CSS animation, drop shadows and opacity all have a serious computational overhead that’s worth considering on a mobile device. When we started the Holiday Extras mobile app we attempted to use iOS-esque slide-in transitions between our views and aesthetically pleasing text shadows. These looked and worked great on the latest iPhone 5s, but on older (and more widely used) devices we noticed flickering and tearing as the phones struggled to keep everything running smoothly.

We found that by avoiding certain CSS, and then using fades instead of slides we could get much better performance from our app. All devices seem to handle fade transitions really well, and they look sleek enough to be used on iOS too. The performance difference is like night and day, the Cordova app behaves in a much more responsive way, and has the snappy feel we were striving for.

3. Use user thinking time wisely

You can use the time the user spends thinking about what to do next on your application to your advantage. Prepare content for display before it’s shown, pre-fetch API data and show prefetched content immediately and fill in the images and other media as it loads. All these things help to speed up “time to content” and give the appearance of a more responsive application. We utilise this in the following ways on the Holiday Extras Cordova app:

Logging a user in automatically in the background, so they see search page content straight away rather than an annoying loading bar.

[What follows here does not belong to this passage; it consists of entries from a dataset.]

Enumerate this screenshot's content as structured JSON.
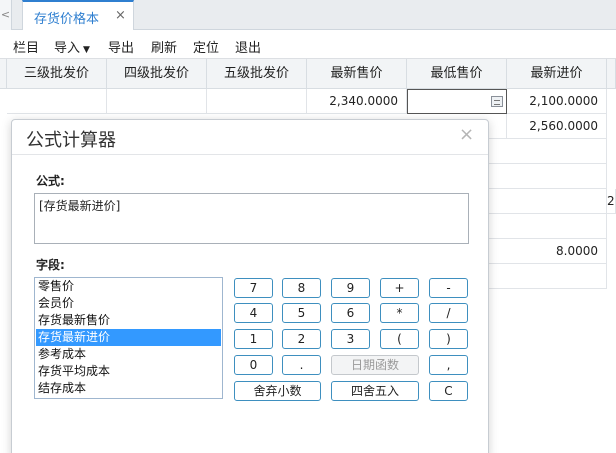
{
  "tabbar": {
    "prev_glyph": "<",
    "active_tab": "存货价格本",
    "close_glyph": "×"
  },
  "toolbar": {
    "columns": "栏目",
    "import": "导入",
    "export": "导出",
    "refresh": "刷新",
    "locate": "定位",
    "exit": "退出"
  },
  "grid": {
    "headers": [
      "三级批发价",
      "四级批发价",
      "五级批发价",
      "最新售价",
      "最低售价",
      "最新进价"
    ],
    "row1": {
      "latest_sale": "2,340.0000",
      "latest_purchase": "2,100.0000"
    },
    "row2": {
      "latest_purchase": "2,560.0000"
    },
    "row6": {
      "latest_purchase": "8.0000"
    },
    "edge_fragment": "2"
  },
  "dialog": {
    "title": "公式计算器",
    "close_glyph": "×",
    "formula_label": "公式:",
    "formula_value": "[存货最新进价]",
    "fields_label": "字段:",
    "fields": [
      "零售价",
      "会员价",
      "存货最新售价",
      "存货最新进价",
      "参考成本",
      "存货平均成本",
      "结存成本"
    ],
    "selected_field": "存货最新进价",
    "keys": {
      "k7": "7",
      "k8": "8",
      "k9": "9",
      "plus": "+",
      "minus": "-",
      "k4": "4",
      "k5": "5",
      "k6": "6",
      "mul": "*",
      "div": "/",
      "k1": "1",
      "k2": "2",
      "k3": "3",
      "lparen": "(",
      "rparen": ")",
      "k0": "0",
      "dot": ".",
      "date_func": "日期函数",
      "comma": ",",
      "truncate": "舍弃小数",
      "round": "四舍五入",
      "clear": "C"
    }
  },
  "colors": {
    "accent": "#2f7fd0",
    "button_border": "#3e8fbf",
    "selection": "#3399ff"
  }
}
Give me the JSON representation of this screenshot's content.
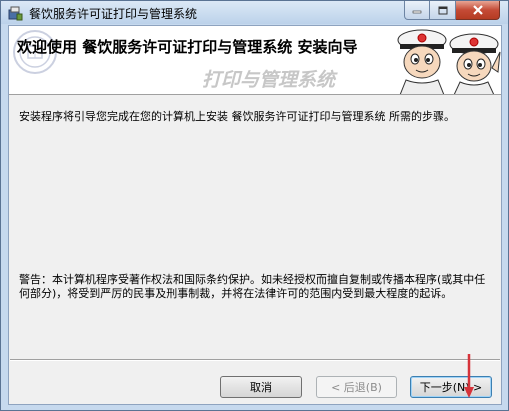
{
  "window": {
    "title": "餐饮服务许可证打印与管理系统"
  },
  "banner": {
    "title": "欢迎使用  餐饮服务许可证打印与管理系统  安装向导",
    "script_text": "打印与管理系统"
  },
  "content": {
    "intro": "安装程序将引导您完成在您的计算机上安装  餐饮服务许可证打印与管理系统  所需的步骤。",
    "warning": "警告：本计算机程序受著作权法和国际条约保护。如未经授权而擅自复制或传播本程序(或其中任何部分)，将受到严厉的民事及刑事制裁，并将在法律许可的范围内受到最大程度的起诉。"
  },
  "buttons": {
    "cancel": "取消",
    "back": "< 后退(B)",
    "next": "下一步(N) >"
  },
  "colors": {
    "annotation_arrow": "#d6333a"
  }
}
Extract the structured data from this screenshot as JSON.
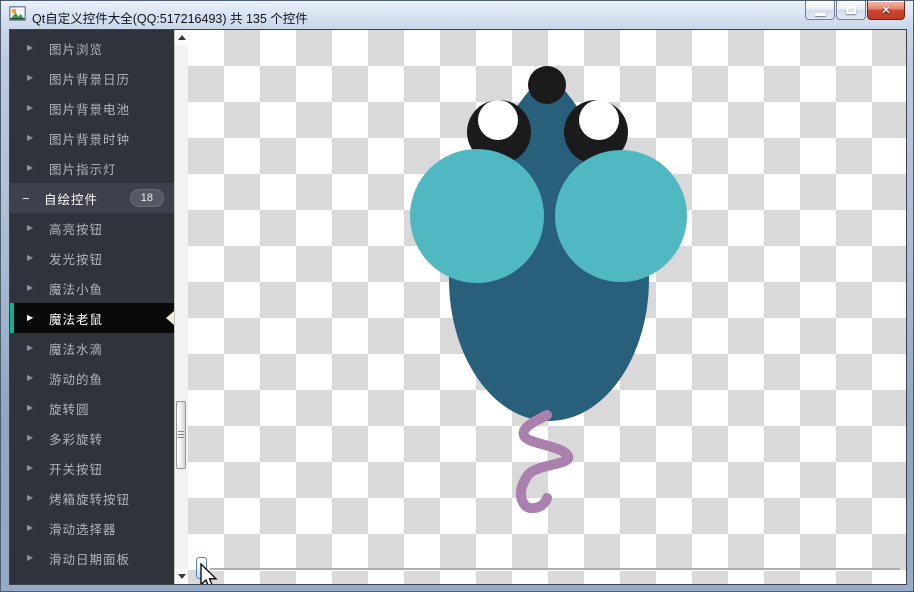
{
  "window": {
    "title": "Qt自定义控件大全(QQ:517216493) 共 135 个控件"
  },
  "icons": {
    "collapsed_arrow": "▶",
    "expanded_minus": "−",
    "close_glyph": "✕"
  },
  "sidebar": {
    "accent_color": "#13ad93",
    "selected_notch_color": "#f2ecd8",
    "items": [
      {
        "label": "图片浏览",
        "type": "parent"
      },
      {
        "label": "图片背景日历",
        "type": "parent"
      },
      {
        "label": "图片背景电池",
        "type": "parent"
      },
      {
        "label": "图片背景时钟",
        "type": "parent"
      },
      {
        "label": "图片指示灯",
        "type": "parent"
      },
      {
        "label": "自绘控件",
        "type": "parent",
        "expanded": true,
        "badge": "18"
      },
      {
        "label": "高亮按钮",
        "type": "child"
      },
      {
        "label": "发光按钮",
        "type": "child"
      },
      {
        "label": "魔法小鱼",
        "type": "child"
      },
      {
        "label": "魔法老鼠",
        "type": "child",
        "selected": true
      },
      {
        "label": "魔法水滴",
        "type": "child"
      },
      {
        "label": "游动的鱼",
        "type": "child"
      },
      {
        "label": "旋转圆",
        "type": "child"
      },
      {
        "label": "多彩旋转",
        "type": "child"
      },
      {
        "label": "开关按钮",
        "type": "child"
      },
      {
        "label": "烤箱旋转按钮",
        "type": "child"
      },
      {
        "label": "滑动选择器",
        "type": "child"
      },
      {
        "label": "滑动日期面板",
        "type": "child"
      }
    ]
  },
  "canvas": {
    "widget": "魔法老鼠",
    "colors": {
      "body": "#28607b",
      "ears": "#4fb8c1",
      "eyes": "#1b1b1b",
      "eye_highlight": "#ffffff",
      "tail": "#aa80ae",
      "checker_light": "#ffffff",
      "checker_dark": "#d9d9d9"
    }
  }
}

Prefetching product upgrade responses from our API when a user views a product, so if they move on to upgrades we have the content immediately.

Prefetching a user’s bookings and storing them on the device before they go to look at them.

## 4. Long live the objects!

Excessive object setup and teardown can slow down your Cordova application quite a bit, especially when a lot of objects need to be created right as a transition occurs, as is often the case. To avoid this, create as much as you can on launch and keep a reference them around if you’re going to need them.

To do this we use a method outlined by Sam Breed in this talk at Backbone Conf. This isn’t a particularly tricky change to make, but helps us to 1. keep track of what instantiations we have floating around, and 2. avoid unnecessary teardown and setup of objects, and 3. ensure a dependency contract is enforced, which is always nice to have when it comes to writing tests.

5. Profile, profile profile…

You’re probably perfectly able to run most of your Cordova application in-browser. This opens up a world of browser-based profiling tools that can be really useful for identifying performance bottlenecks.

Most developers will know to use Chrome’s built in timeline and profiling developer tools to monitor memory and CPU usage. However, few know that you can actually bring up a really useful profiling flame chart to identify peaks in CPU usage and trace all the calls that cause them. By running this profiling over slow actions in your app you can easily identify exactly what’s causing lag, and then take necessary steps in your code to smooth these peaks out and improve performance.

These aren’t the only optimisations you can make for performance, but a good starting point for anyone attempting to make a Cordova based application.